3. En vertu des dispositions de l'article R. 425-11 du code de l'entrée et du séjour des étrangers et du droit d'asile, le collège des médecins de l'Office français de l'immigration et de l'intégration (OFII), dont l'avis est requis préalablement à la décision du préfet relative à l'autorisation provisoire de séjour prévue à l'article L. 425-10, doit émettre son avis, au vu, d'une part, du rapport médical établi par un médecin de l'OFII, et d'autre part, des informations disponibles sur les possibilités de bénéficier effectivement d'un traitement approprié dans le pays d'origine de l'intéressé. S'il est saisi, à l'appui de conclusions tendant à l'annulation de la décision de refus, d'un moyen relatif à l'état de santé du demandeur, aux conséquences de l'interruption de sa prise en charge médicale ou à la possibilité pour lui d'en bénéficier effectivement dans le pays dont il est originaire, il appartient au juge administratif de prendre en considération l'avis médical rendu par le collège des médecins de l'OFII. Si le demandeur entend contester le sens de cet avis, il appartient à lui seul de lever le secret relatif aux informations médicales qui le concernent, afin de permettre au juge de se prononcer en prenant en considération l'ensemble des éléments pertinents, notamment l'entier dossier du rapport médical au vu duquel s'est prononcé le collège des médecins de l'OFII, en sollicitant sa communication, ainsi que les éléments versés par le demandeur au débat contradictoire.

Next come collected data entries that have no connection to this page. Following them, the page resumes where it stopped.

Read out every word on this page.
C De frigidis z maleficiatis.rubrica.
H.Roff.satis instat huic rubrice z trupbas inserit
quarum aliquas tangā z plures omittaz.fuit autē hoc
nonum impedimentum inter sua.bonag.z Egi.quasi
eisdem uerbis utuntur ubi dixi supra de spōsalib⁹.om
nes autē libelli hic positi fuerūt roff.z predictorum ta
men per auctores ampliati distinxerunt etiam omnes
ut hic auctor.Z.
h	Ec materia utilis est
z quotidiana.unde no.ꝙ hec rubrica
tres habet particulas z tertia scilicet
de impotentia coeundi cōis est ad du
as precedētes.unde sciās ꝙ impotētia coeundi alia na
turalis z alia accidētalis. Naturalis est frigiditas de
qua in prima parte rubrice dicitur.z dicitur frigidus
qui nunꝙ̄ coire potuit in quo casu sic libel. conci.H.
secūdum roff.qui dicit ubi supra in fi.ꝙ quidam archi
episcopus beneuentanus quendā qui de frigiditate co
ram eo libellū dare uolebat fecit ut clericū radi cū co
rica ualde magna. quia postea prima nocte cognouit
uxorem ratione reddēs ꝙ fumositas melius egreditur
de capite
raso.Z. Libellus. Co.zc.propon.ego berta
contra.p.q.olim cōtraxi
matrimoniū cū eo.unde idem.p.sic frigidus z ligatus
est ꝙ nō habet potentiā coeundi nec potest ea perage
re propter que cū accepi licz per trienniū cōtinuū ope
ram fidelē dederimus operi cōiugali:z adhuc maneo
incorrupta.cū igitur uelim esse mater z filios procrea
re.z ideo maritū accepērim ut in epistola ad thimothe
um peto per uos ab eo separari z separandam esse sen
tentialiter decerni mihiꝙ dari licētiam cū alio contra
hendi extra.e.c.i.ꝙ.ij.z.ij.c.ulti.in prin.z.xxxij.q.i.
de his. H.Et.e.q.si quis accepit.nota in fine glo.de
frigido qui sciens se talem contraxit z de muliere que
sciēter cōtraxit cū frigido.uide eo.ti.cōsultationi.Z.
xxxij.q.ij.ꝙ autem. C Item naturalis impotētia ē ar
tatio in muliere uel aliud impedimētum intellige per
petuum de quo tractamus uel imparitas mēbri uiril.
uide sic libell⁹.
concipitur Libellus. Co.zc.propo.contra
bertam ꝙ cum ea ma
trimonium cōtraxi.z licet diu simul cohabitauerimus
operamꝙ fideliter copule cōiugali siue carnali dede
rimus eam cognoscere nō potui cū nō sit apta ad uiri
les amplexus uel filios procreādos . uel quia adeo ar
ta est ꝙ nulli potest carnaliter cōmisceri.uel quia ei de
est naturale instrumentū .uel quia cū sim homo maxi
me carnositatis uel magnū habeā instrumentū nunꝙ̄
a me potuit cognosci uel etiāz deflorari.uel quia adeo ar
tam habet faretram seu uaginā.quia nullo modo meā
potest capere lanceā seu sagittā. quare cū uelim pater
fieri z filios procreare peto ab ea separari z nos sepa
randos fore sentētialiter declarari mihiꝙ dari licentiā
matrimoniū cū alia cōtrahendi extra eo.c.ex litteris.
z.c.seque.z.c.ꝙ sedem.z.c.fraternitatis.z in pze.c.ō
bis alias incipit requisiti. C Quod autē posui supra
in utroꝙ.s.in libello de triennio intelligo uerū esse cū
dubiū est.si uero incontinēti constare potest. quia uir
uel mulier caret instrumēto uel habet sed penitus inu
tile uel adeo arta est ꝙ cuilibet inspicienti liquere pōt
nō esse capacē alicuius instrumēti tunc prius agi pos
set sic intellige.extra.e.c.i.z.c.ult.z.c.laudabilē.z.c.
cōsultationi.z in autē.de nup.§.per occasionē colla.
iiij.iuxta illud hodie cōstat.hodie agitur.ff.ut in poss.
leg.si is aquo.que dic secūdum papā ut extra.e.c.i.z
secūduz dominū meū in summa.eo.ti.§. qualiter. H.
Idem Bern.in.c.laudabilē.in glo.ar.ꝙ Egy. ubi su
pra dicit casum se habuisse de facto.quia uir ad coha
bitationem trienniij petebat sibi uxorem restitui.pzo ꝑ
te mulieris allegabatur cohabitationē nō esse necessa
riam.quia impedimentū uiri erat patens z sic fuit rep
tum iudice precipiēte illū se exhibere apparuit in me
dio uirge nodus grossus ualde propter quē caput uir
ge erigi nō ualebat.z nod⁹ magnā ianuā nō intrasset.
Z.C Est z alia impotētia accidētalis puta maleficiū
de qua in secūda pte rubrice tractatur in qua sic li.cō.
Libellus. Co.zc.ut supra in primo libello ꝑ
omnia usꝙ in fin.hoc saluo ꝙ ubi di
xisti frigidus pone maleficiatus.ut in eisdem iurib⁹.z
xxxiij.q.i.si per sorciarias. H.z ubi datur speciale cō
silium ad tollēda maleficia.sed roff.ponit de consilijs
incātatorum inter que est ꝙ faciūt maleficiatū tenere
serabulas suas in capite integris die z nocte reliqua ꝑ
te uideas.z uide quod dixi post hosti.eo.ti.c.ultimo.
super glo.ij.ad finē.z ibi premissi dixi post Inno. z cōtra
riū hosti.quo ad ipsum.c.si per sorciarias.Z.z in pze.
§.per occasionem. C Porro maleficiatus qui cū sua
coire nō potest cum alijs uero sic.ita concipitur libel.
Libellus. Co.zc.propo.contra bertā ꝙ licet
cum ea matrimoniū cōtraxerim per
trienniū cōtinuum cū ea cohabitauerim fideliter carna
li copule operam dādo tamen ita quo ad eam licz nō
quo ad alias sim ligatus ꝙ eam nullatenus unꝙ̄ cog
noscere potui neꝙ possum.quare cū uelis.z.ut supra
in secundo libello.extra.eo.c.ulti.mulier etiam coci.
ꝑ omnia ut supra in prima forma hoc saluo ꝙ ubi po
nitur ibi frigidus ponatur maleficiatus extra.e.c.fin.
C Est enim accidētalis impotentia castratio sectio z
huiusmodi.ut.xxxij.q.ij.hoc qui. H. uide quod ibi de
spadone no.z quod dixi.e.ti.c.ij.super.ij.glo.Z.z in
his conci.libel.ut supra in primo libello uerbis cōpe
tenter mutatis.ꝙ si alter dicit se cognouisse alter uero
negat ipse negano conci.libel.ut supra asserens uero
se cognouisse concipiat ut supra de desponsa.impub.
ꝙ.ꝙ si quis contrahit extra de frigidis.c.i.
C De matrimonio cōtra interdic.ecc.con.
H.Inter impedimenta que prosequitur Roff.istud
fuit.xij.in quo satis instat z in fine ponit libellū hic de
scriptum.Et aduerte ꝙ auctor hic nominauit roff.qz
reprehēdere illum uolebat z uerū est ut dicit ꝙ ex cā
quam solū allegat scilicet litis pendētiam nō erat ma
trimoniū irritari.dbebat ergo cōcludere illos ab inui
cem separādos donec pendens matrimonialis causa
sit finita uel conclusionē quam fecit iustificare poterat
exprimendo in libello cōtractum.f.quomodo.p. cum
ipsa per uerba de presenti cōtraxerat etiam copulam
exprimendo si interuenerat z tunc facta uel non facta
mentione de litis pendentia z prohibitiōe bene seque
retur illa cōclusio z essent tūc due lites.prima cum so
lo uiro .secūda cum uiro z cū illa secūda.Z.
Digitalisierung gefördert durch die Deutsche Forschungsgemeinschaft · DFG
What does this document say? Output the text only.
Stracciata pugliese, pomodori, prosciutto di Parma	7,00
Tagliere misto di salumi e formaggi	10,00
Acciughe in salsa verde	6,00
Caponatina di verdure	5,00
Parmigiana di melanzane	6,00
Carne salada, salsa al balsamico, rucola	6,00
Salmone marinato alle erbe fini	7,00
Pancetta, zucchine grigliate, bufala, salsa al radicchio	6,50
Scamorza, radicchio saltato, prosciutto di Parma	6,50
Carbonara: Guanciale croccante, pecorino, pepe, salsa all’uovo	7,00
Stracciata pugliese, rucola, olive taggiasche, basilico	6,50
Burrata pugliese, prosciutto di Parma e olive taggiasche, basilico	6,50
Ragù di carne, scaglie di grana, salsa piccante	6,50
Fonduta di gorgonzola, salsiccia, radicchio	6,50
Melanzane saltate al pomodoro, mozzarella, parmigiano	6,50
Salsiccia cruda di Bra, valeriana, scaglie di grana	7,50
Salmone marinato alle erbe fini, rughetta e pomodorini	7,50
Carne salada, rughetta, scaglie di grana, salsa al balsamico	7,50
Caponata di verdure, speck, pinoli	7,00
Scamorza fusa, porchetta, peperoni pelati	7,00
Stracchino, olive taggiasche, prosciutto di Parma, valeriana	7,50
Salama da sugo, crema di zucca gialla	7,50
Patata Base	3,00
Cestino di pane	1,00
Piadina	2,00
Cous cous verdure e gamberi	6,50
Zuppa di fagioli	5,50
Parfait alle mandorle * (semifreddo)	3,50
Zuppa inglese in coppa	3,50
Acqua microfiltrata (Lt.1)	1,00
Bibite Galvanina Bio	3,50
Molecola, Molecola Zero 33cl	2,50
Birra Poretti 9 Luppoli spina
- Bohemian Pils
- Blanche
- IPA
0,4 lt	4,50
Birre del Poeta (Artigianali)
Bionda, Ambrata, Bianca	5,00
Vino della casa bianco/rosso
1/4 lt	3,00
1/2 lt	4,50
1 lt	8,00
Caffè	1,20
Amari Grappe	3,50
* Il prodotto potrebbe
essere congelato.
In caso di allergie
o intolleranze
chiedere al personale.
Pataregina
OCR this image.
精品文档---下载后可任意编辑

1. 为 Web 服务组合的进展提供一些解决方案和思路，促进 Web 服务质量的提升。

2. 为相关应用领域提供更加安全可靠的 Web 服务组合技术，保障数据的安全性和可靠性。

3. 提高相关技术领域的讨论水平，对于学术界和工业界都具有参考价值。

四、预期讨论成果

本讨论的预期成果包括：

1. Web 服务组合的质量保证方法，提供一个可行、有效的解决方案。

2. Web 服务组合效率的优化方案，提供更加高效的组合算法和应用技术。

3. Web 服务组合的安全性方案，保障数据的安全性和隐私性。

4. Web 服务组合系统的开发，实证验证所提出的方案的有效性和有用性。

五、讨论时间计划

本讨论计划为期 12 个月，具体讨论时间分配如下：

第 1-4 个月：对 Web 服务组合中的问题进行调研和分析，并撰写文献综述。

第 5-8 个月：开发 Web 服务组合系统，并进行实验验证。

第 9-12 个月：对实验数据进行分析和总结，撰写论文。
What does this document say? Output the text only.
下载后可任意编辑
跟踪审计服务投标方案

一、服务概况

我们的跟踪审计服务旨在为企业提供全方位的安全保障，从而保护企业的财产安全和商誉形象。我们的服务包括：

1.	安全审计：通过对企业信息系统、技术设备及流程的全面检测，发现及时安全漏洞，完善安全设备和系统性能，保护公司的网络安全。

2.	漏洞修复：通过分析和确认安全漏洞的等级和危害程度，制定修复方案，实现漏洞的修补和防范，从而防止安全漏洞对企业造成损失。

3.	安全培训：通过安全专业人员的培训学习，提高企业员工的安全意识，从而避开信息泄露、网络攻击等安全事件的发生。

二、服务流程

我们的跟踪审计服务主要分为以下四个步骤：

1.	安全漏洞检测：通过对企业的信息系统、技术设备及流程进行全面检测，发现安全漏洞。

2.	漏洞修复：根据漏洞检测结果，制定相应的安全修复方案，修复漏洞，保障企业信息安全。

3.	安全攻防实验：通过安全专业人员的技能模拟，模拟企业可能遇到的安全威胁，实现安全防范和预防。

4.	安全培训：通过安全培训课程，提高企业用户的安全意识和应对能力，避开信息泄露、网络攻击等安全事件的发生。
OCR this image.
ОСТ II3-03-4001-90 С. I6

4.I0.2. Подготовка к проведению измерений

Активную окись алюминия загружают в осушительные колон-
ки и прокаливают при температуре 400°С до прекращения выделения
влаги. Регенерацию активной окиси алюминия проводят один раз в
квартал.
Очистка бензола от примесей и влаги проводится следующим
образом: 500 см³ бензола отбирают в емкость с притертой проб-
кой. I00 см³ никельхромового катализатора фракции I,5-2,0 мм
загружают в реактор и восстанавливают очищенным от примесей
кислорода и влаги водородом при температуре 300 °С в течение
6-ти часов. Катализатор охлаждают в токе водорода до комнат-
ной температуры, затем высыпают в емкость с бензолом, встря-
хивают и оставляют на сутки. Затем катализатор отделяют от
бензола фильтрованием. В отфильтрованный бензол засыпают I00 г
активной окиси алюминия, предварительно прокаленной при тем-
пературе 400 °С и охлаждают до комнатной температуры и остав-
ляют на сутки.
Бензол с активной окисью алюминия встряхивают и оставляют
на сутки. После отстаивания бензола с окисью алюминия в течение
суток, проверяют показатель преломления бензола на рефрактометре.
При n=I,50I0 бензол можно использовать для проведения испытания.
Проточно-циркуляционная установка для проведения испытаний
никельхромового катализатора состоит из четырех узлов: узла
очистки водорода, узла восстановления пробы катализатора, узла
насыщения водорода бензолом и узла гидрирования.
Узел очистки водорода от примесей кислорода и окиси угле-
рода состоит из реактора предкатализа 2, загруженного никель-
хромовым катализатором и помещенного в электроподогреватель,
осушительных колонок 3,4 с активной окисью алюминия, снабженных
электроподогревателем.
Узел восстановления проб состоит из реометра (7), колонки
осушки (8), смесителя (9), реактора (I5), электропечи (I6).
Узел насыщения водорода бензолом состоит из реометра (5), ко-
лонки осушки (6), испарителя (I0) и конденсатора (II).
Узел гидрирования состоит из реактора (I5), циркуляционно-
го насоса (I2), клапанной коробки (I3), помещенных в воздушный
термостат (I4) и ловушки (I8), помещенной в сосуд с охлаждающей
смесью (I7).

4. En premier lieu, si M. A fait valoir qu'il a communiqué à l'OFII, avant que le collège de médecins de cet office ne rende son avis du 13 septembre 2023, un document médical daté du 28 août 2023, dont il n'est pas établi qu'il aurait été pris en compte, il ne justifie pas d'un envoi de ce document antérieur à cet avis. Par suite, le moyen tiré de l'existence d'un vice de procédure doit être écarté.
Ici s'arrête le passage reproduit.